Living life on my terms has been my only concession to concurrently living with an illness. And while my over-exercising, and other actions, prior to becoming bedridden may have ultimately led to the decline of my health, I would, without any doubt, do it all over again. And who knows, maybe my fate would have been the same regardless. Yes, I like that thought better. Let’s keep that thought.
As I just alluded to, in January 2015 things got really bad. I could tolerate no light whatsoever. That is among other things. Adapting again to my circumstances, I began wearing washcloths on top of the eye masks I had previously used. But at times it still wasn’t enough so I had to get resourceful. Using hand signals I asked someone to dig up an old pair of tanning goggles I had used at various tanning salons while I was preparing for modeling gigs and bodybuilding competitions in college.
Because it was so damn dark in my room, it wasn’t until a few months ago that I realized I was wearing pink tanning goggles, which may or may not have been mine, but for the sake of my masculinity let’s just say they were left behind by an ex-girlfriend. Regardless, I think pink suits me just fine.
The tanning goggles were certainly not the only piece of eyewear I tried. As my tolerance of light slowly improved over the months I actually needed more eyewear.
In the following months I tried welding goggles, which proved to be too heavy and difficult to put on for every day use. Although people told me I looked pretty badass.

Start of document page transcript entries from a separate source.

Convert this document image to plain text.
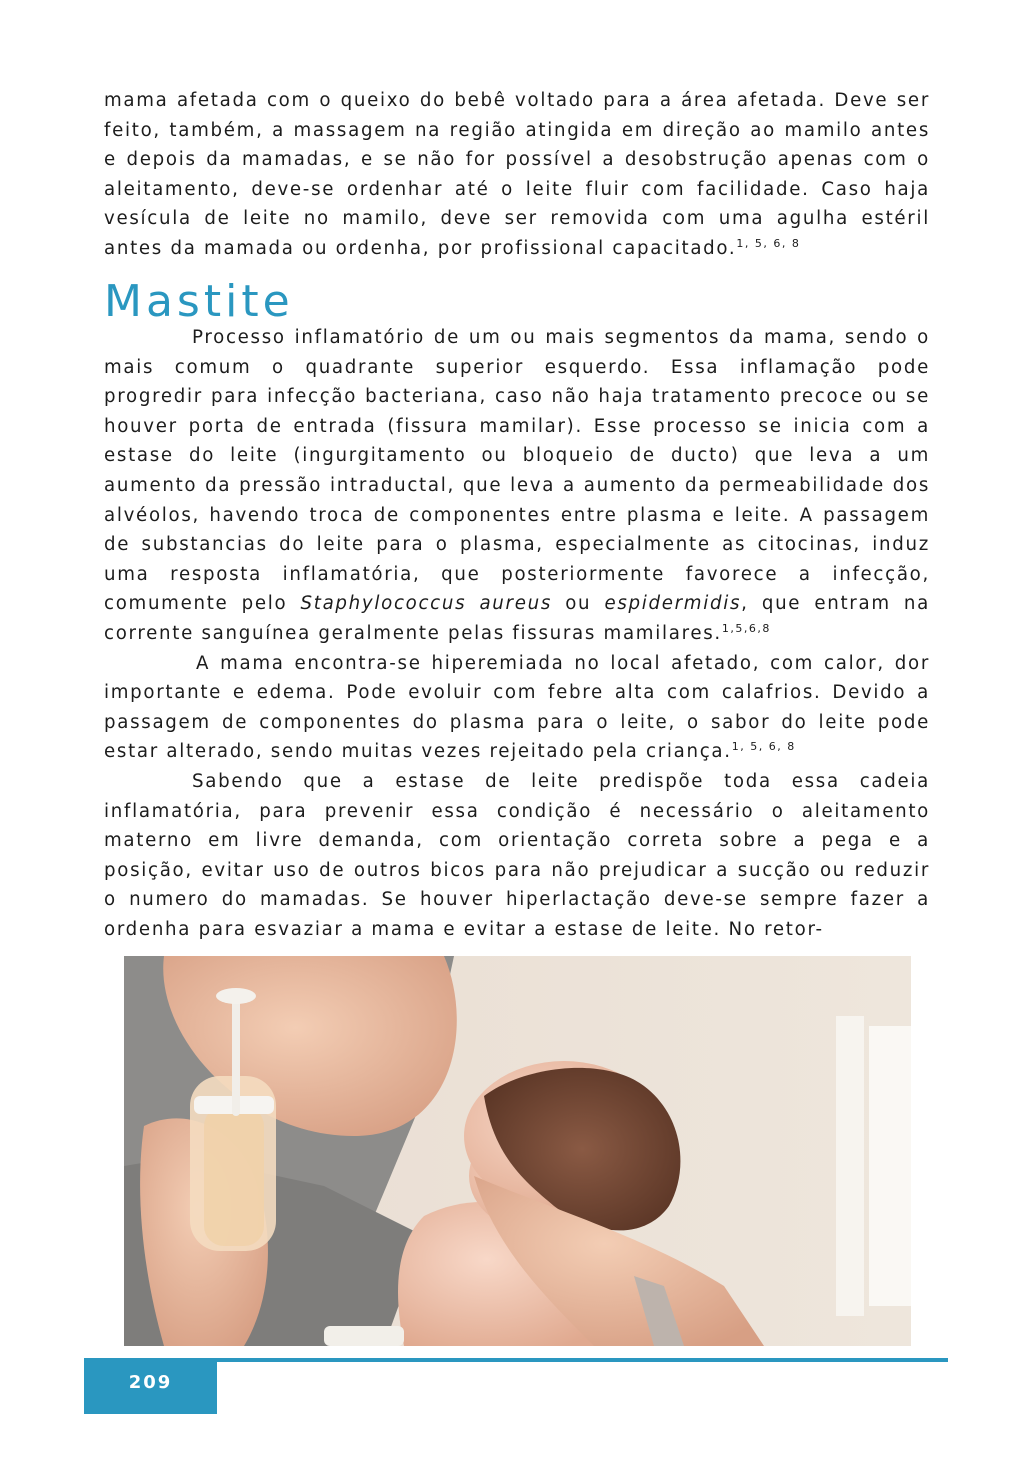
mama afetada com o queixo do bebê voltado para a área afetada. Deve ser feito, também, a massagem na região atingida em direção ao mamilo antes e depois da mamadas, e se não for possível a desobstrução apenas com o aleitamento, deve-se ordenhar até o leite fluir com facilidade. Caso haja vesícula de leite no mamilo, deve ser removida com uma agulha estéril antes da mamada ou ordenha, por profissional capacitado.$^{1, 5, 6, 8}$

Mastite

Processo inflamatório de um ou mais segmentos da mama, sendo o mais comum o quadrante superior esquerdo. Essa inflamação pode progredir para infecção bacteriana, caso não haja tratamento precoce ou se houver porta de entrada (fissura mamilar). Esse processo se inicia com a estase do leite (ingurgitamento ou bloqueio de ducto) que leva a um aumento da pressão intraductal, que leva a aumento da permeabilidade dos alvéolos, havendo troca de componentes entre plasma e leite. A passagem de substancias do leite para o plasma, especialmente as citocinas, induz uma resposta inflamatória, que posteriormente favorece a infecção, comumente pelo Staphylococcus aureus ou espidermidis, que entram na corrente sanguínea geralmente pelas fissuras mamilares.$^{1,5,6,8}$

A mama encontra-se hiperemiada no local afetado, com calor, dor importante e edema. Pode evoluir com febre alta com calafrios. Devido a passagem de componentes do plasma para o leite, o sabor do leite pode estar alterado, sendo muitas vezes rejeitado pela criança.$^{1, 5, 6, 8}$

Sabendo que a estase de leite predispõe toda essa cadeia inflamatória, para prevenir essa condição é necessário o aleitamento materno em livre demanda, com orientação correta sobre a pega e a posição, evitar uso de outros bicos para não prejudicar a sucção ou reduzir o numero do mamadas. Se houver hiperlactação deve-se sempre fazer a ordenha para esvaziar a mama e evitar a estase de leite. No retor-

209
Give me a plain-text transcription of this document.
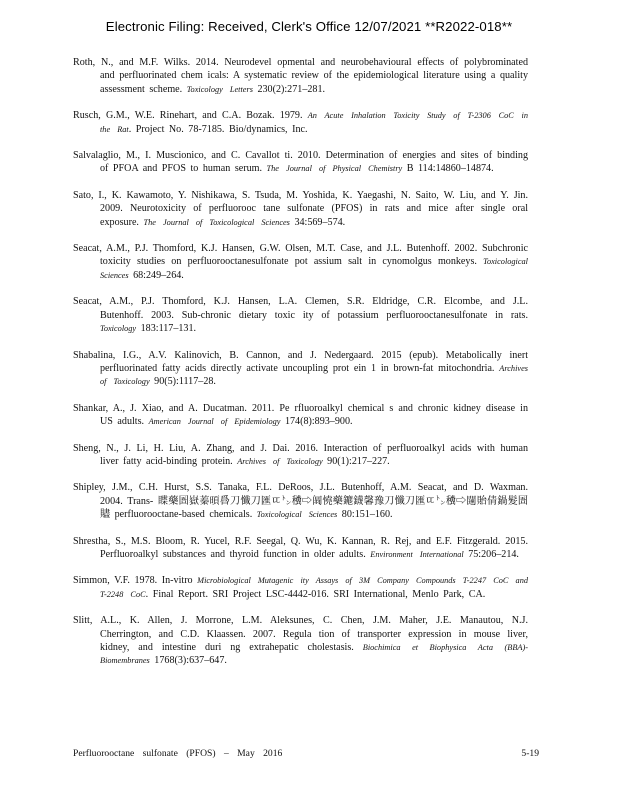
Electronic Filing: Received, Clerk's Office 12/07/2021 **R2022-018**

Roth, N., and M.F. Wilks. 2014. Neurodevel opmental and neurobehavioural effects of polybrominated and perfluorinated chem icals: A systematic review of the epidemiological literature using a quality assessment scheme. Toxicology Letters 230(2):271–281.

Rusch, G.M., W.E. Rinehart, and C.A. Bozak. 1979. An Acute Inhalation Toxicity Study of T-2306 CoC in the Rat. Project No. 78-7185. Bio/dynamics, Inc.

Salvalaglio, M., I. Muscionico, and C. Cavallot ti. 2010. Determination of energies and sites of binding of PFOA and PFOS to human serum. The Journal of Physical Chemistry B 114:14860–14874.

Sato, I., K. Kawamoto, Y. Nishikawa, S. Tsuda, M. Yoshida, K. Yaegashi, N. Saito, W. Liu, and Y. Jin. 2009. Neurotoxicity of perfluorooc tane sulfonate (PFOS) in rats and mice after single oral exposure. The Journal of Toxicological Sciences 34:569–574.

Seacat, A.M., P.J. Thomford, K.J. Hansen, G.W. Olsen, M.T. Case, and J.L. Butenhoff. 2002. Subchronic toxicity studies on perfluorooctanesulfonate pot assium salt in cynomolgus monkeys. Toxicological Sciences 68:249–264.

Seacat, A.M., P.J. Thomford, K.J. Hansen, L.A. Clemen, S.R. Eldridge, C.R. Elcombe, and J.L. Butenhoff. 2003. Sub-chronic dietary toxic ity of potassium perfluorooctanesulfonate in rats. Toxicology 183:117–131.

Shabalina, I.G., A.V. Kalinovich, B. Cannon, and J. Nedergaard. 2015 (epub). Metabolically inert perfluorinated fatty acids directly activate uncoupling prot ein 1 in brown-fat mitochondria. Archives of Toxicology 90(5):1117–28.

Shankar, A., J. Xiao, and A. Ducatman. 2011. Pe rfluoroalkyl chemical s and chronic kidney disease in US adults. American Journal of Epidemiology 174(8):893–900.

Sheng, N., J. Li, H. Liu, A. Zhang, and J. Dai. 2016. Interaction of perfluoroalkyl acids with human liver fatty acid-binding protein. Archives of Toxicology 90(1):217–227.

Shipley, J.M., C.H. Hurst, S.S. Tanaka, F.L. DeRoos, J.L. Butenhoff, A.M. Seacat, and D. Waxman. 2004. Trans- 䁋藥圄嶽蓁暊噕刀懺刀匯ㄸ㌧䆏⇨阘憢藥䥝鑖馨豫刀懺刀匯ㄸ㌧䆏⇨闥貽倩鍋髮圄贐 perfluorooctane-based chemicals. Toxicological Sciences 80:151–160.

Shrestha, S., M.S. Bloom, R. Yucel, R.F. Seegal, Q. Wu, K. Kannan, R. Rej, and E.F. Fitzgerald. 2015. Perfluoroalkyl substances and thyroid function in older adults. Environment International 75:206–214.

Simmon, V.F. 1978. In-vitro Microbiological Mutagenic ity Assays of 3M Company Compounds T-2247 CoC and T-2248 CoC. Final Report. SRI Project LSC-4442-016. SRI International, Menlo Park, CA.

Slitt, A.L., K. Allen, J. Morrone, L.M. Aleksunes, C. Chen, J.M. Maher, J.E. Manautou, N.J. Cherrington, and C.D. Klaassen. 2007. Regula tion of transporter expression in mouse liver, kidney, and intestine duri ng extrahepatic cholestasis. Biochimica et Biophysica Acta (BBA)-Biomembranes 1768(3):637–647.

Perfluorooctane sulfonate (PFOS) – May 2016	5-19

Next I tried aviator goggles (and glasses), which looked equally cool but did not offer the protection I needed. I also tried post-eye surgery glasses (I have no idea what they’re called), which I most definitely did not look cool wearing. They were too bulky and made me look like a blind octogenarian. So finally I chose regular sunglasses with “super dark lenses,” and the pink tanning goggles. The tandem worked nicely. I’d wear the sunglasses when using my phone to communicate and the tanning goggles when staring at a blank wall or ceiling. It was perfect. Okay, it wasn’t perfect, but it worked.
The tanning goggles exposed my eyes to only a dime-sized amount of light and that light was filtered by some serious UV protection. So as one might imagine, trying to do anything that requires depth perception, or say, written communication was pretty much impossible while wearing tanning goggles. I did try however, and numerous times I made typos or literal blunders that Healthy Jamison would have rammed his head into a wall over. Instead I just let it go, so what if I sent a text message asking someone “How’s the bra?” when I really meant “How’s the beach?” And who cares that I replied to an email with “You’re almost sweet,” when I really meant “You’re always sweet.” To make myself feel better I blamed all the literal mistakes on my phone’s predictive typing feature, but to be fair it was probably only 90% my phone’s fault.

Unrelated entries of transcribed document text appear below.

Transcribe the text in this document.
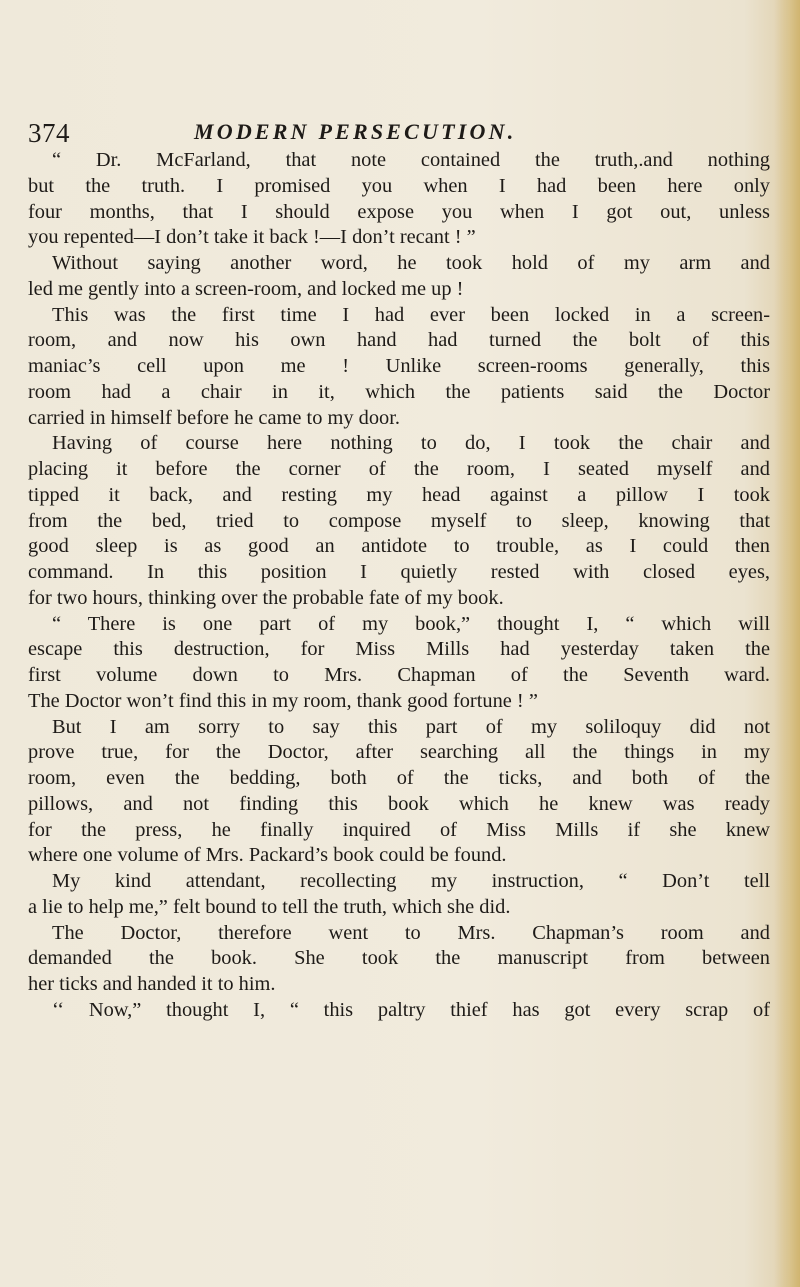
374	MODERN PERSECUTION.
“ Dr. McFarland, that note contained the truth,.and nothing
but the truth. I promised you when I had been here only
four months, that I should expose you when I got out, unless
you repented—I don’t take it back !—I don’t recant ! ”
Without saying another word, he took hold of my arm and
led me gently into a screen-room, and locked me up !
This was the first time I had ever been locked in a screen-
room, and now his own hand had turned the bolt of this
maniac’s cell upon me ! Unlike screen-rooms generally, this
room had a chair in it, which the patients said the Doctor
carried in himself before he came to my door.
Having of course here nothing to do, I took the chair and
placing it before the corner of the room, I seated myself and
tipped it back, and resting my head against a pillow I took
from the bed, tried to compose myself to sleep, knowing that
good sleep is as good an antidote to trouble, as I could then
command. In this position I quietly rested with closed eyes,
for two hours, thinking over the probable fate of my book.
“ There is one part of my book,” thought I, “ which will
escape this destruction, for Miss Mills had yesterday taken the
first volume down to Mrs. Chapman of the Seventh ward.
The Doctor won’t find this in my room, thank good fortune ! ”
But I am sorry to say this part of my soliloquy did not
prove true, for the Doctor, after searching all the things in my
room, even the bedding, both of the ticks, and both of the
pillows, and not finding this book which he knew was ready
for the press, he finally inquired of Miss Mills if she knew
where one volume of Mrs. Packard’s book could be found.
My kind attendant, recollecting my instruction, “ Don’t tell
a lie to help me,” felt bound to tell the truth, which she did.
The Doctor, therefore went to Mrs. Chapman’s room and
demanded the book. She took the manuscript from between
her ticks and handed it to him.
‘‘ Now,” thought I, “ this paltry thief has got every scrap of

Now that my health is finally improving and my eyes are becoming less sensitive to light, my need for eyewear is diminishing. While my room remains pretty dark by normal standards, seldom do I wear sunglasses, and I rarely, if ever, use my pink tanning goggles anymore. While my phone’s screen remains fully dim and in grayscale, I no longer need to wear sunglasses to see it. Recently I even tried taking a few selfies without an eye covering, and although the camera flash was supremely bright, my eyes stayed open with the pain eventually dissipating instead of making me crash. For months people would take photos of me wearing washcloths, and sometimes two or three pairs of sunglasses (yeah, try keeping three pairs of sunglasses over your eyes at the same time), but now, for the first time in more than 18 months, I can see my eyes and smile captured in the photos. It makes me happy that after all this time I can still see and I can still smile.